Senate should up 2006 e-gov, Census funding: White House
- By Mary Mosquera
- Sep 09, 2005
Senate plans to reduce requested Census Bureau 2006 funding would suspend the American Community Survey and increase the cost of the next decennial census, the White House said in a Statement of Administration Policy.
The bureau's American Community Survey is a new short-form nationwide survey that will replace the long paper form that citizens have had to complete for previous censuses.
Funding for the Commerce Department as a whole was more than $1.1 billion greater than President Bush's request. The administration said it was opposed to the overall funding level in the Senate-reported Commerce, Justice and Science appropriations bill.
Senate funding for Census would be $725.4 million, which is $150 million, or 17 percent, below the administration budget request and $17.4 million lower than last year's appropriation.
'Timely and accurate Census data are necessary for decision-makers at every level of government for budgetary and planning purposes, and in recovery efforts for crisis situations,' said the SAP, which comes out of the Office of Management and Budget.
The administration also urged the Senate to fund the President's E-Government Initiatives. 'The Senate bill contradicts current statutory requirements for the executive branch to reduce duplication and increase efficiency in government-wide IT investments,' the SAP said.

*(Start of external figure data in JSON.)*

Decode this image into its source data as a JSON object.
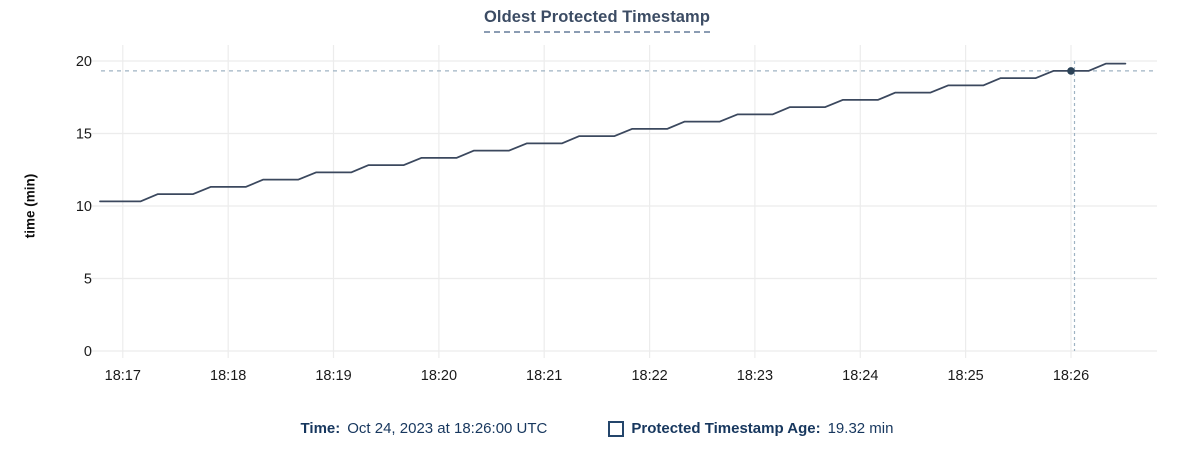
{
  "title": "Oldest Protected Timestamp",
  "colors": {
    "background": "#ffffff",
    "title": "#3c4c64",
    "title_underline": "#8b9cb3",
    "grid": "#ececec",
    "tick_text": "#1a1a1a",
    "line": "#3b485e",
    "crosshair": "#9fb3c3",
    "dot": "#2b4257",
    "footer_text": "#17375e",
    "swatch_border": "#24456b"
  },
  "chart_data": {
    "type": "line",
    "title": "Oldest Protected Timestamp",
    "xlabel": "",
    "ylabel": "time (min)",
    "ylim": [
      0,
      20
    ],
    "yticks": [
      0,
      5,
      10,
      15,
      20
    ],
    "xticks": [
      "18:17",
      "18:18",
      "18:19",
      "18:20",
      "18:21",
      "18:22",
      "18:23",
      "18:24",
      "18:25",
      "18:26"
    ],
    "x_range": [
      "18:16:47",
      "18:26:49"
    ],
    "grid": true,
    "legend_position": "bottom",
    "series": [
      {
        "name": "Protected Timestamp Age",
        "unit": "min",
        "points": [
          [
            "18:16:47",
            10.32
          ],
          [
            "18:17:10",
            10.32
          ],
          [
            "18:17:20",
            10.82
          ],
          [
            "18:17:40",
            10.82
          ],
          [
            "18:17:50",
            11.32
          ],
          [
            "18:18:10",
            11.32
          ],
          [
            "18:18:20",
            11.82
          ],
          [
            "18:18:40",
            11.82
          ],
          [
            "18:18:50",
            12.32
          ],
          [
            "18:19:10",
            12.32
          ],
          [
            "18:19:20",
            12.82
          ],
          [
            "18:19:40",
            12.82
          ],
          [
            "18:19:50",
            13.32
          ],
          [
            "18:20:10",
            13.32
          ],
          [
            "18:20:20",
            13.82
          ],
          [
            "18:20:40",
            13.82
          ],
          [
            "18:20:50",
            14.32
          ],
          [
            "18:21:10",
            14.32
          ],
          [
            "18:21:20",
            14.82
          ],
          [
            "18:21:40",
            14.82
          ],
          [
            "18:21:50",
            15.32
          ],
          [
            "18:22:10",
            15.32
          ],
          [
            "18:22:20",
            15.82
          ],
          [
            "18:22:40",
            15.82
          ],
          [
            "18:22:50",
            16.32
          ],
          [
            "18:23:10",
            16.32
          ],
          [
            "18:23:20",
            16.82
          ],
          [
            "18:23:40",
            16.82
          ],
          [
            "18:23:50",
            17.32
          ],
          [
            "18:24:10",
            17.32
          ],
          [
            "18:24:20",
            17.82
          ],
          [
            "18:24:40",
            17.82
          ],
          [
            "18:24:50",
            18.32
          ],
          [
            "18:25:10",
            18.32
          ],
          [
            "18:25:20",
            18.82
          ],
          [
            "18:25:40",
            18.82
          ],
          [
            "18:25:50",
            19.32
          ],
          [
            "18:26:10",
            19.32
          ],
          [
            "18:26:20",
            19.82
          ],
          [
            "18:26:31",
            19.82
          ]
        ]
      }
    ],
    "hover": {
      "time": "18:26:00",
      "crosshair_time": "18:26:02",
      "value": 19.32
    }
  },
  "footer": {
    "time_label": "Time:",
    "time_value": "Oct 24, 2023 at 18:26:00 UTC",
    "age_label": "Protected Timestamp Age:",
    "age_value": "19.32 min"
  }
}
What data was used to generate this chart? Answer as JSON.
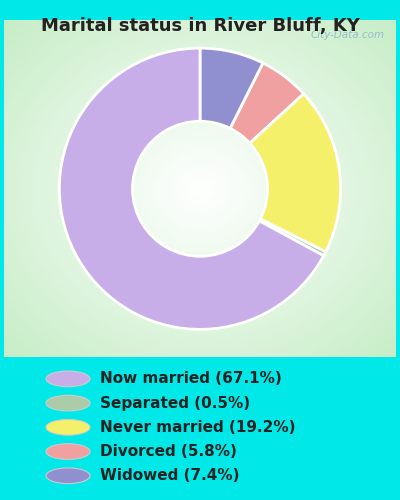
{
  "title": "Marital status in River Bluff, KY",
  "slices": [
    67.1,
    0.5,
    19.2,
    5.8,
    7.4
  ],
  "labels": [
    "Now married (67.1%)",
    "Separated (0.5%)",
    "Never married (19.2%)",
    "Divorced (5.8%)",
    "Widowed (7.4%)"
  ],
  "colors": [
    "#c8aee8",
    "#aacca8",
    "#f5f06a",
    "#f0a0a0",
    "#9090d0"
  ],
  "title_fontsize": 13,
  "legend_fontsize": 11,
  "bg_outer": "#00e8e8",
  "bg_chart_center": "#ffffff",
  "bg_chart_edge": "#c8e8c0",
  "watermark": "City-Data.com",
  "donut_width": 0.52,
  "start_angle": 90,
  "wedge_order": [
    4,
    3,
    2,
    1,
    0
  ]
}
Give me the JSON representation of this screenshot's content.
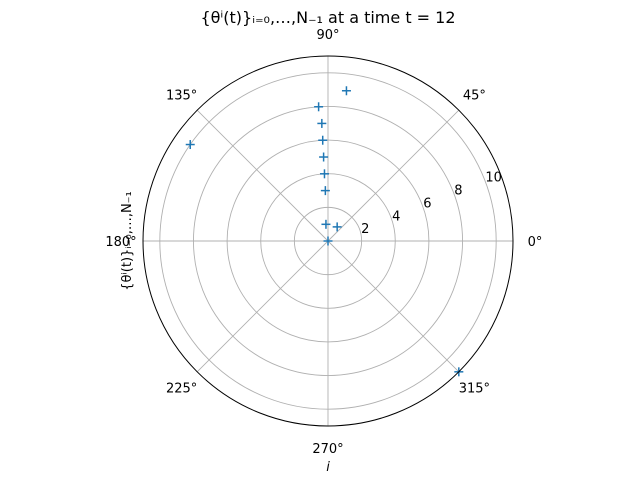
{
  "chart_data": {
    "type": "scatter",
    "projection": "polar",
    "title": "{θⁱ(t)}ᵢ₌₀,…,N₋₁ at a time t = 12",
    "xlabel": "i",
    "ylabel": "{θⁱ(t)}ᵢ₌₀,…,N₋₁",
    "angle_ticks": [
      "0°",
      "45°",
      "90°",
      "135°",
      "180°",
      "225°",
      "270°",
      "315°"
    ],
    "radial_ticks": [
      2,
      4,
      6,
      8,
      10
    ],
    "rlim": [
      0,
      11
    ],
    "grid": true,
    "marker": "+",
    "color": "#1f77b4",
    "series": [
      {
        "points": [
          {
            "theta_deg": 180,
            "r": 0
          },
          {
            "theta_deg": 57,
            "r": 1
          },
          {
            "theta_deg": 97,
            "r": 1
          },
          {
            "theta_deg": 93,
            "r": 3
          },
          {
            "theta_deg": 93,
            "r": 4
          },
          {
            "theta_deg": 93,
            "r": 5
          },
          {
            "theta_deg": 93,
            "r": 6
          },
          {
            "theta_deg": 93,
            "r": 7
          },
          {
            "theta_deg": 94,
            "r": 8
          },
          {
            "theta_deg": 83,
            "r": 9
          },
          {
            "theta_deg": 145,
            "r": 10
          },
          {
            "theta_deg": 315,
            "r": 11
          }
        ]
      }
    ]
  }
}
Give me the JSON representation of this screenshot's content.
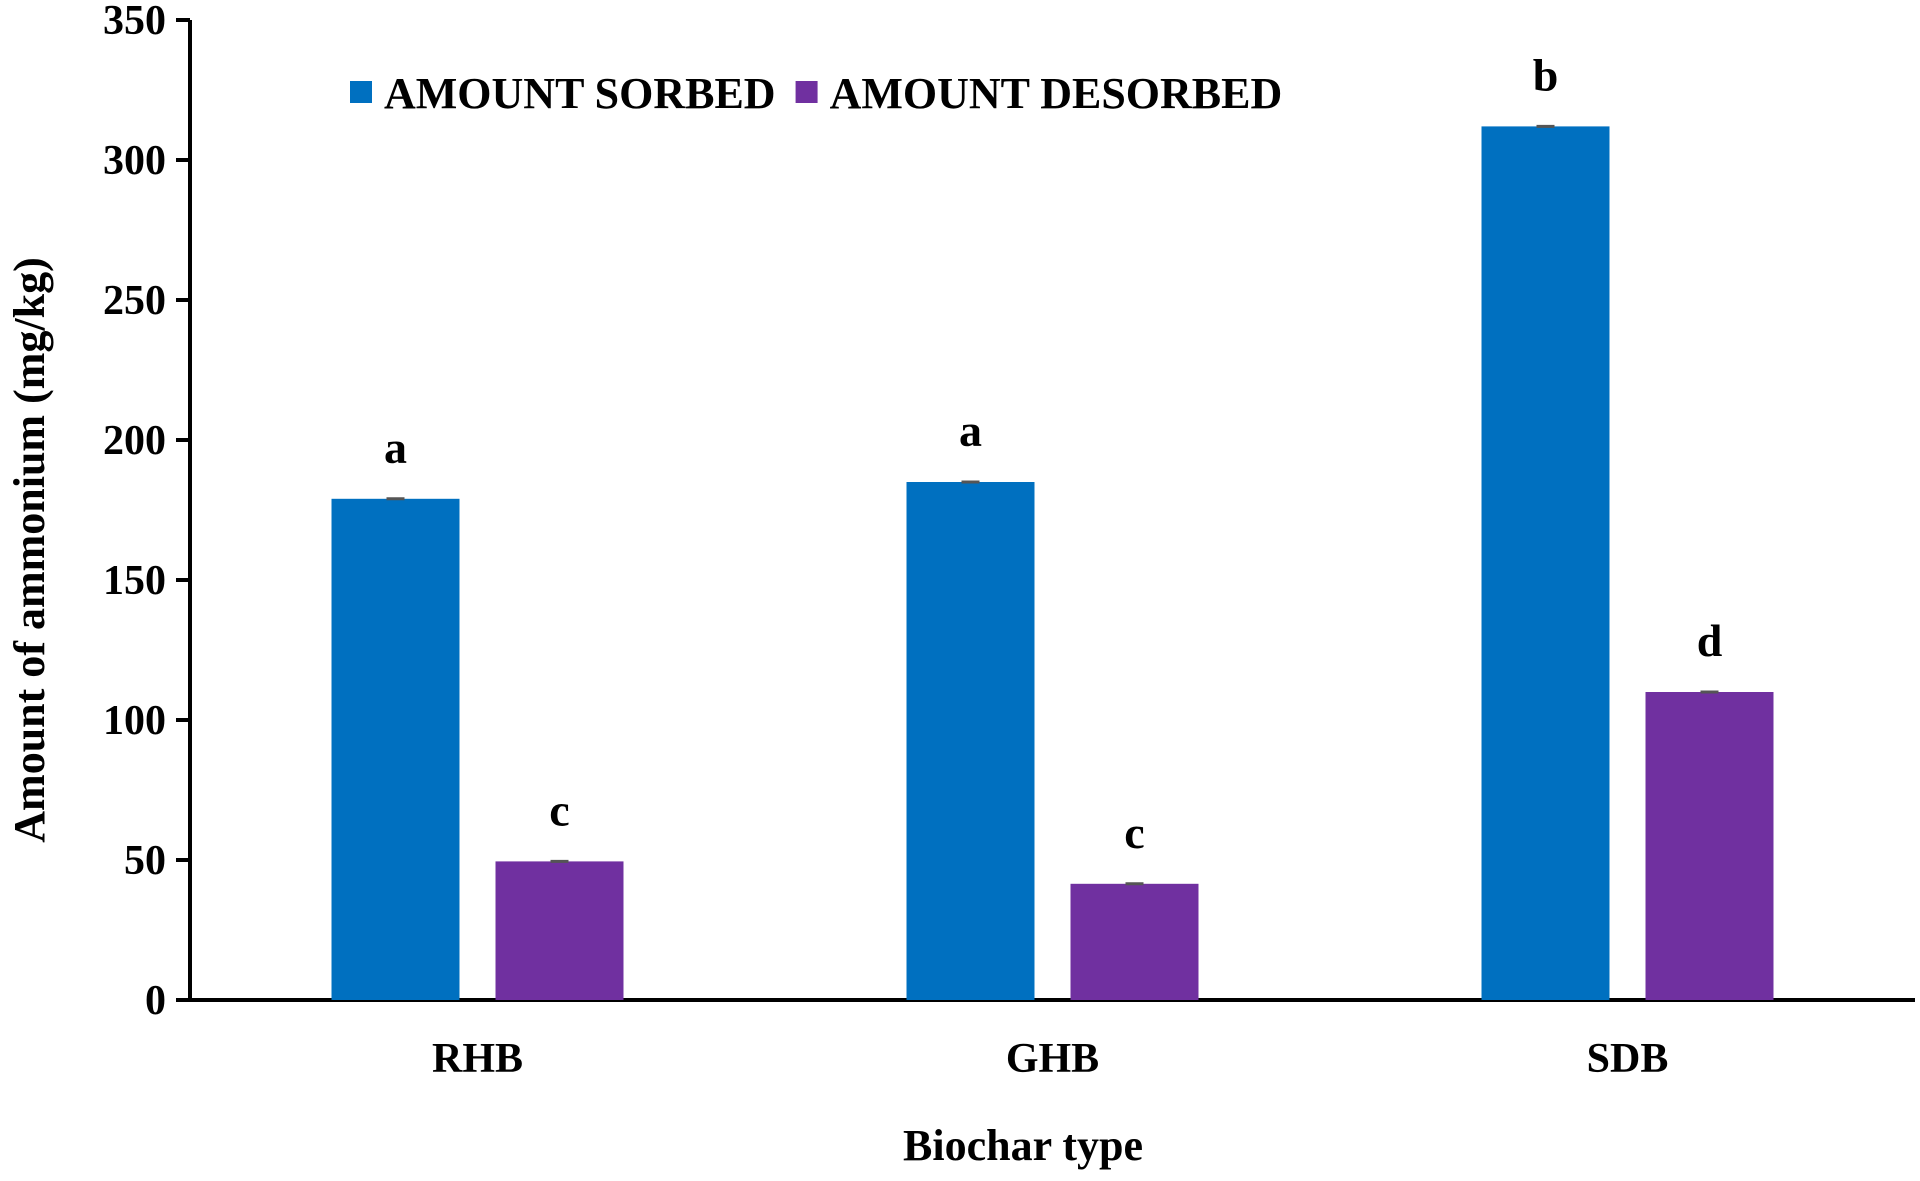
{
  "chart_data": {
    "type": "bar",
    "title": "",
    "xlabel": "Biochar type",
    "ylabel": "Amount of ammonium (mg/kg)",
    "ylim": [
      0,
      350
    ],
    "yticks": [
      0,
      50,
      100,
      150,
      200,
      250,
      300,
      350
    ],
    "categories": [
      "RHB",
      "GHB",
      "SDB"
    ],
    "series": [
      {
        "name": "AMOUNT SORBED",
        "color": "#0070c0",
        "values": [
          179,
          185,
          312
        ],
        "letters": [
          "a",
          "a",
          "b"
        ]
      },
      {
        "name": "AMOUNT DESORBED",
        "color": "#7030a0",
        "values": [
          49.5,
          41.5,
          110
        ],
        "letters": [
          "c",
          "c",
          "d"
        ]
      }
    ],
    "legend": "top-left",
    "grid": false
  }
}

The bill also creates unnecessary executive branch management challenges and denies savings for taxpayers, the administration said. The bill provides no funds for the National Oceanic and Atmospheric Administration to contribute to Commerce-wide e-government activities and exempts the International Trade Administration from guidance that promotes cost recovery.
In other parts of the bill, the SAP said the departmental management account at Commerce is insufficient to absorb the cost of its technology administration. The president requested $53.5 million, but the Senate recommended $49.6 million, which was still $2.1 million more than last year's appropriation.
Mary Mosquera is a reporter for Federal Computer Week.